Customer Record Accuracy Depends on Quality External Data
An accurate address only means you found an existing mailbox. An accurate customer record means you've determined that an actual customer with a rich and detailed history of purchasing decisions occupies a validated, deliverable location. A data-driven data quality management solution uses external data resources to correct, update and validate your high-impact data so that you have truly accurate customer records.
The Power of External Data
The only way to validate a name—a customer—is to know whether there is some type of verified reason for that name to be paired with the address to which it is tied. Using a highly verified set of external data resources to vet a customer file can provide meaningful business measurements for data quality by supplying transactional evidence that a customer lives at an address at a specific point in time.
Screening customer data files with this highly verified external reference data also takes the address-hygiene process to new levels. For example, an address such as "#19867," which would be uncorrectable using typical address-hygiene software, can be corrected to a verifiable address such as "19867 SW 62nd Avenue." This is achieved by using additional customer attributes, such as name and postal code, matching them to a reference data source and then applying the missing address elements, hence vastly improving the underlying quality of the data.

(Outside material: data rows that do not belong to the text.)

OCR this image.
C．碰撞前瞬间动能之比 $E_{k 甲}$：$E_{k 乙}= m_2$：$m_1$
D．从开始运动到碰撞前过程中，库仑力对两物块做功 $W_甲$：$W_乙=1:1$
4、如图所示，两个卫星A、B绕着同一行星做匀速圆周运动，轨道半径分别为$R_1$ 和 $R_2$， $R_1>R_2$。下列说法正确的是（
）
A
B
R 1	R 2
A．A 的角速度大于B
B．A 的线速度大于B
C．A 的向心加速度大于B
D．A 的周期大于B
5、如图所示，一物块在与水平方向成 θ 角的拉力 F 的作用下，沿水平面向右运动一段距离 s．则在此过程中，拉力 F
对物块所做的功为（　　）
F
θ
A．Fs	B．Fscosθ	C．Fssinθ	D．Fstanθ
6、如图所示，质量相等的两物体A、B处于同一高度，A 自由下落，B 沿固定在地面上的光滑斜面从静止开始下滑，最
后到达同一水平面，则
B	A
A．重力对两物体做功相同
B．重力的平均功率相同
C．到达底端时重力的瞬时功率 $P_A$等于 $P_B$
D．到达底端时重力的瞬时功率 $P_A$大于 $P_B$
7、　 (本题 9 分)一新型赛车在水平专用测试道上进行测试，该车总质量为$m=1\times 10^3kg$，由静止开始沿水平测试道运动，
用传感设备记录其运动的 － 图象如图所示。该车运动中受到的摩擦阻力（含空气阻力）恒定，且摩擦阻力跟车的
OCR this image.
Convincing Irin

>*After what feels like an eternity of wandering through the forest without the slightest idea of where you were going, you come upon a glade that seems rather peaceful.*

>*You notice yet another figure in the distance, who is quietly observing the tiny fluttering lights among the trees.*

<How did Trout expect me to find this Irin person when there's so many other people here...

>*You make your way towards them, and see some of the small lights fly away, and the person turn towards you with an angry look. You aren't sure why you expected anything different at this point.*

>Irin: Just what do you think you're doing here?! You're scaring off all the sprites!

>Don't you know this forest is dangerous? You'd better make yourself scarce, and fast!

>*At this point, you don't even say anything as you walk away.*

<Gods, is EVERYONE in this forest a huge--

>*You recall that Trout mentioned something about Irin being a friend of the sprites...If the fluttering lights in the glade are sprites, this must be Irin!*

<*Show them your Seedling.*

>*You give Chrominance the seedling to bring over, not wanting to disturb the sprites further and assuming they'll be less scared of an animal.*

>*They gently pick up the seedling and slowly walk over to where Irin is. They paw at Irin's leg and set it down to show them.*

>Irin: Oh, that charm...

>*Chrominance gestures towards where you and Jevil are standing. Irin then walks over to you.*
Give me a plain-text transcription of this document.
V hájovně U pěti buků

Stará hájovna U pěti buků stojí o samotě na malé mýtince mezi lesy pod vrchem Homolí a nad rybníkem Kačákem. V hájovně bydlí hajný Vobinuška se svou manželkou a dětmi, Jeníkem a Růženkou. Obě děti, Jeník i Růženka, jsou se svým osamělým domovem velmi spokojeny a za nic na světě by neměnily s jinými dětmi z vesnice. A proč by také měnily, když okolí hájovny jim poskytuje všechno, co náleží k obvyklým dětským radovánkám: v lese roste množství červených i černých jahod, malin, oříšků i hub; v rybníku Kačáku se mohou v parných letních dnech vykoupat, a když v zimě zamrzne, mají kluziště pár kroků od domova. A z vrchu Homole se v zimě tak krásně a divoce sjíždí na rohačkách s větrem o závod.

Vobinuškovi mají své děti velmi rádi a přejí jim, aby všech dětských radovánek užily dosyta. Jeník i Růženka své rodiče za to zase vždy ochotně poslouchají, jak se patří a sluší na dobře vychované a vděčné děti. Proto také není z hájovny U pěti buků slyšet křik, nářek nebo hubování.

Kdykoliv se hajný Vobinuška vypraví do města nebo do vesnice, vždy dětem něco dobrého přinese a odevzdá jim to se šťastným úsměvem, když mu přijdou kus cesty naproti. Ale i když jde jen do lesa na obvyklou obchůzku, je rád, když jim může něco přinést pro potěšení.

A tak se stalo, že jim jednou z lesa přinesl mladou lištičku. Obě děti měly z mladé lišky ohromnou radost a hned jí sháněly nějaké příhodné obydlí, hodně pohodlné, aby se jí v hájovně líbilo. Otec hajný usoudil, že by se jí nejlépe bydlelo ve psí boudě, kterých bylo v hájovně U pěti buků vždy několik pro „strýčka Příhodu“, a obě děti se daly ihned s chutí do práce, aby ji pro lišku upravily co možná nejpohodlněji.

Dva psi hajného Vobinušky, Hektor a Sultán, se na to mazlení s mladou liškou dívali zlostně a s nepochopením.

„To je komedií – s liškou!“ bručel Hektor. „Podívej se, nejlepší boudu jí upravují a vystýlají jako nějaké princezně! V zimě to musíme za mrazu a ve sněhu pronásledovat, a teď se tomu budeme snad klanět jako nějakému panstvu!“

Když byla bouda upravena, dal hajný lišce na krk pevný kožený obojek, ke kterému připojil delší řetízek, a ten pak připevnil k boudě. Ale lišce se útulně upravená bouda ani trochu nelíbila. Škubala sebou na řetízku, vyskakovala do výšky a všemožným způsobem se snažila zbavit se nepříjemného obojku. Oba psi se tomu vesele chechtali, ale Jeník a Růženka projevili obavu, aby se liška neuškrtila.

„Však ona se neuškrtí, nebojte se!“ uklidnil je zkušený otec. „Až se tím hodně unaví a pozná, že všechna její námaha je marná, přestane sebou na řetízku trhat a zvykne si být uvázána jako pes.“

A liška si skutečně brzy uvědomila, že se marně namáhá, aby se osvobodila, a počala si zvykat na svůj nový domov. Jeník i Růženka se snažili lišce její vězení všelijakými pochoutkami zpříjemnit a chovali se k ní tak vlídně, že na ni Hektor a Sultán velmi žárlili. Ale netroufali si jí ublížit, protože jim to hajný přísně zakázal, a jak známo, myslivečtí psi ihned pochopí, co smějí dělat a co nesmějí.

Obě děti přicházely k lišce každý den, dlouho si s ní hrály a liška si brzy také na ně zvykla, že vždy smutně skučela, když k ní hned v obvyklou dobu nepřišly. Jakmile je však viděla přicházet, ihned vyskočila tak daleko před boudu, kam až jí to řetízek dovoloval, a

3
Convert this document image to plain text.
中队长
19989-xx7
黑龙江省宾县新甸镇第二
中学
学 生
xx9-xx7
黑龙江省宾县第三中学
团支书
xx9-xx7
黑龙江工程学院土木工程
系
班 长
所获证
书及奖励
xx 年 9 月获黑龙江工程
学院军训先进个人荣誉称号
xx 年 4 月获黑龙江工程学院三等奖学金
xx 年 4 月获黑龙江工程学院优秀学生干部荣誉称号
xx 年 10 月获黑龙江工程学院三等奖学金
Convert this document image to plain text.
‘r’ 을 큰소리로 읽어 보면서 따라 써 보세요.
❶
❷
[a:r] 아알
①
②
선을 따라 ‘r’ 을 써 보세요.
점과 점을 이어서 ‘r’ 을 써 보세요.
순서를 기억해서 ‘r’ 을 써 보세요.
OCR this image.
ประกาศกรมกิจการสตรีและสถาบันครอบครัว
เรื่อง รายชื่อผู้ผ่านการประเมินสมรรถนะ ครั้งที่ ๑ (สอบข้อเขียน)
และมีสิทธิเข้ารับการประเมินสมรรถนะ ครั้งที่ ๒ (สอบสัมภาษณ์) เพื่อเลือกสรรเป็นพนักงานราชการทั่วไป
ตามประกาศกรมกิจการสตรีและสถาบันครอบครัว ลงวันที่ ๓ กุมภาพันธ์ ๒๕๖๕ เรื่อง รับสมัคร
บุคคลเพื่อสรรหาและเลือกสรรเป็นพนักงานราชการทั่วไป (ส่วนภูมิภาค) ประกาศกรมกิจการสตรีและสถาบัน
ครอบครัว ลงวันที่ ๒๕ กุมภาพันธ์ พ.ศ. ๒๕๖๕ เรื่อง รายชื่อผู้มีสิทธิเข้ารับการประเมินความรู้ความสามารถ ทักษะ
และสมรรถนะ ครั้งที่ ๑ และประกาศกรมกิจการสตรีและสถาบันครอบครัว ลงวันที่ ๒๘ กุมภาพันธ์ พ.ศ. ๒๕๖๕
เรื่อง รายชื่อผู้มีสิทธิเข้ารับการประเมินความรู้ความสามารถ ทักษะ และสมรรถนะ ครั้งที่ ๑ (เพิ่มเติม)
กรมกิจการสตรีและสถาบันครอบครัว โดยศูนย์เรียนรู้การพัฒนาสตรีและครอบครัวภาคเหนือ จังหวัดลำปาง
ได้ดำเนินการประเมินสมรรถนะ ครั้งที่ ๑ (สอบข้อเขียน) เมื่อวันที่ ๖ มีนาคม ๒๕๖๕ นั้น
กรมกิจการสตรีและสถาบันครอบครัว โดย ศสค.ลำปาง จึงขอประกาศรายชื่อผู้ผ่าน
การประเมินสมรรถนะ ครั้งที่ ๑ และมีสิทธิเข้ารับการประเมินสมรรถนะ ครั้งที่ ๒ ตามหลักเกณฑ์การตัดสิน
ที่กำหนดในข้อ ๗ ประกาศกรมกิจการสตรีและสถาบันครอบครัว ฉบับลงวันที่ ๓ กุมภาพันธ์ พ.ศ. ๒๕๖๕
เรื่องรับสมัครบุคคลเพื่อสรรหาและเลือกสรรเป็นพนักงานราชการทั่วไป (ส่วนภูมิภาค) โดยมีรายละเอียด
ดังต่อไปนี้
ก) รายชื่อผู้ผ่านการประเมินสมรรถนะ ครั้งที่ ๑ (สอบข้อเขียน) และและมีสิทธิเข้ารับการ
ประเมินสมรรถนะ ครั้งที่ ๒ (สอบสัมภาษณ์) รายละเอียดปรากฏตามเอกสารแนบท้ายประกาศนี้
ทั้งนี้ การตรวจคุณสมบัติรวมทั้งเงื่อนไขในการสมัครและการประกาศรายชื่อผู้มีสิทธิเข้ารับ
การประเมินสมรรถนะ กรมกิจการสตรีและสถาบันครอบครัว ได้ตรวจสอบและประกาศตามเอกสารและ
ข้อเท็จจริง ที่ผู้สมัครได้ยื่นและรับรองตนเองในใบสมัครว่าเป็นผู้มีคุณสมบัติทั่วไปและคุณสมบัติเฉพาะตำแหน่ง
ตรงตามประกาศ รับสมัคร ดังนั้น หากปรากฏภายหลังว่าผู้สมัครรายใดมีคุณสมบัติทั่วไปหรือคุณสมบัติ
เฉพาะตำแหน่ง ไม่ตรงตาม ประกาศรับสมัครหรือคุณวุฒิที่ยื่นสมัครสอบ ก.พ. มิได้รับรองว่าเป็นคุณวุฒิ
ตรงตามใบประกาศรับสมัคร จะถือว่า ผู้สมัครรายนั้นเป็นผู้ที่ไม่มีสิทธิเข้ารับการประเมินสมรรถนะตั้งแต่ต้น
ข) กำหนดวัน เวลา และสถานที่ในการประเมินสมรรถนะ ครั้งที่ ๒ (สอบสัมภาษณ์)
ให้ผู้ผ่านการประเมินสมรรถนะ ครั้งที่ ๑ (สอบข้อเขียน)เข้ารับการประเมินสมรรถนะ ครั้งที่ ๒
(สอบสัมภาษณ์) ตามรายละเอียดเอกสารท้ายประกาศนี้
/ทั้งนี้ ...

Without a doubt, data quality management is a taxing job. Companies spend years implementing software matching algorithms in an attempt to eliminate duplicate customer records, to create accurate single customer views and to understand customer value. At the end of that process, it seems there is always a wall that is hit where matching algorithms simply cannot resolve every problem. Therein lies the beauty of using data-driven external resources, which can provide intelligent linkages that no matching algorithms could ever achieve.